In New York, the blue-chip S&P 500 index lost 0.2 per cent and the tech-heavy Nasdaq Composite gained 0.1 per cent, paring earlier gains from before the release of the minutes.

The summary of the Fed’s latest policy meeting, which ended on February 1, revealed that almost all officials backed its decision to raise its benchmark interest rate by a quarter of a percentage point, but a few preferred a half-point increase. St Louis Fed president James Bullard has said in recent weeks that he favoured a larger increase as the central bank takes aim at inflation.

“The participants favouring a 50-basis point increase noted that a larger increase would more quickly bring the target range close to the levels they believed would achieve a sufficiently restrictive stance,” the minutes said.

In the weeks since the meeting, fresh data has indicated that the US economy may be running even hotter than central bankers believed three weeks ago.

“The Fed minutes are a little out of date because there was a blowout jobs report and a robust consumer spending report after the Fed meeting, showing inflationary pressures are likely stronger than previously feared,” said Chris Zaccarelli, chief investment officer of Independent Advisor Alliance.

The moves came a day after US stocks recorded their worst trading session in two months, as traders were unnerved by evidence of a resilient economy and the prospect of further interest rate rises.

Yields on long- and short-dated Treasuries were lower after a slight rebound following the minutes. Benchmark 10-year US Treasuries fell to 3.92 per cent.
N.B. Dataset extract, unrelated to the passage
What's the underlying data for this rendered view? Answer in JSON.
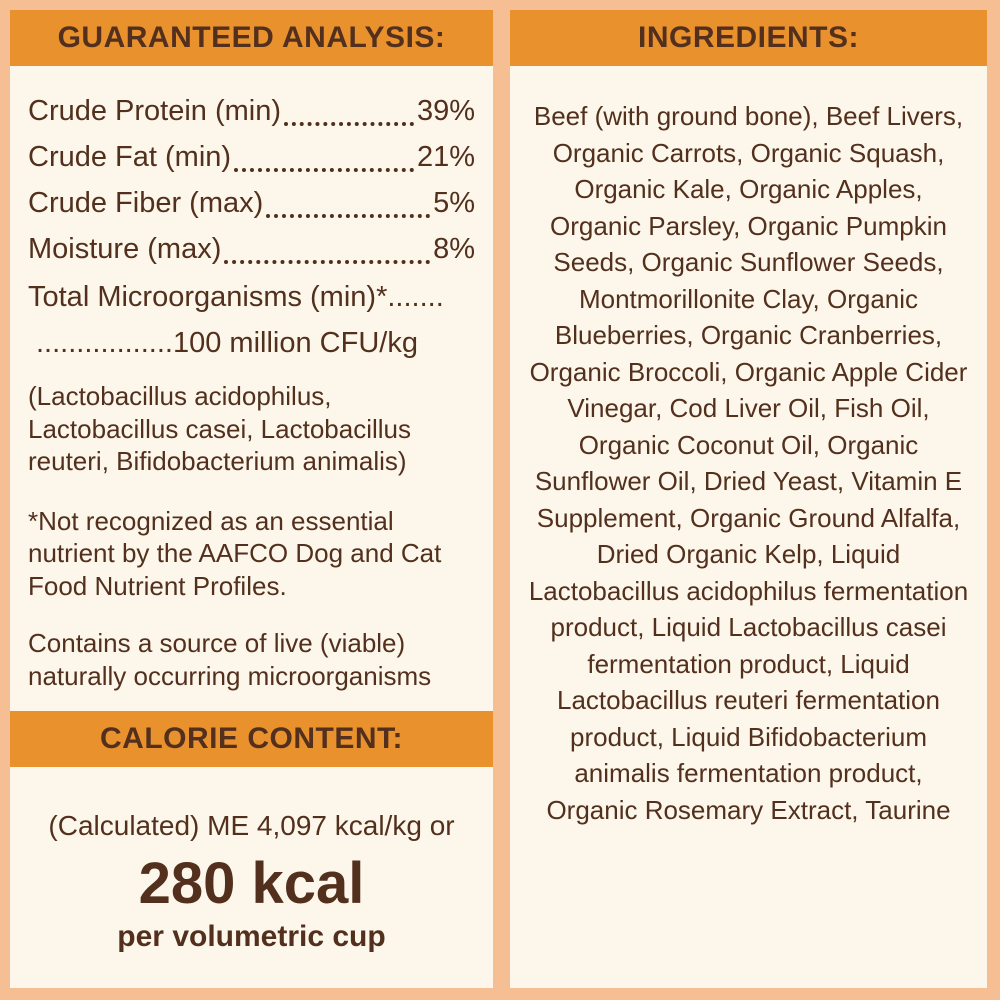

Yields on interest rate-sensitive two-year notes fell to 4.70 per cent after touching a three-month high on Tuesday.

“If you compare sentiment to one month ago, people were expecting the Fed might only have a little room left to hike,” said Dickie Wong, head of research at Kingston Securities. “But now it looks like inflation may not ease up and the Fed will have to raise rates repeatedly.”

Earlier on Wednesday, European and Asian stocks weakened, dragged down by Tuesday’s falls in the US and signs of economic optimism in the eurozone.

The Europe-wide Stoxx 600 declined 0.3 per cent and Germany’s Dax was flat. London’s FTSE 100 declined 0.6 per cent.

“It’s no great surprise” that the strong surveys of business activity in the US and eurozone this week had dented equities, said Jack Allen-Reynolds, deputy chief eurozone economist at Capital Economics. “We’re in this world where good news is bad news, so strong PMIs have prompted investors to expect a higher peak in interest rates.”

In Asian markets, Japan’s benchmark Topix index fell 1.1 per cent, while China’s CSI 300 index of Shanghai- and Shenzhen-listed stocks slipped 0.9 per cent and Australia’s S&P/ASX 200 fell 0.3 per cent.

In currency markets, the dollar index, which measures the greenback against six peer currencies, rose 0.4 per cent. The euro fell 0.4 per cent against the dollar.

The price of Brent crude oil fell 3 per cent to $80.60 a barrel, while WTI, the US equivalent, dropped 3.2 per cent to $73.95 a barrel.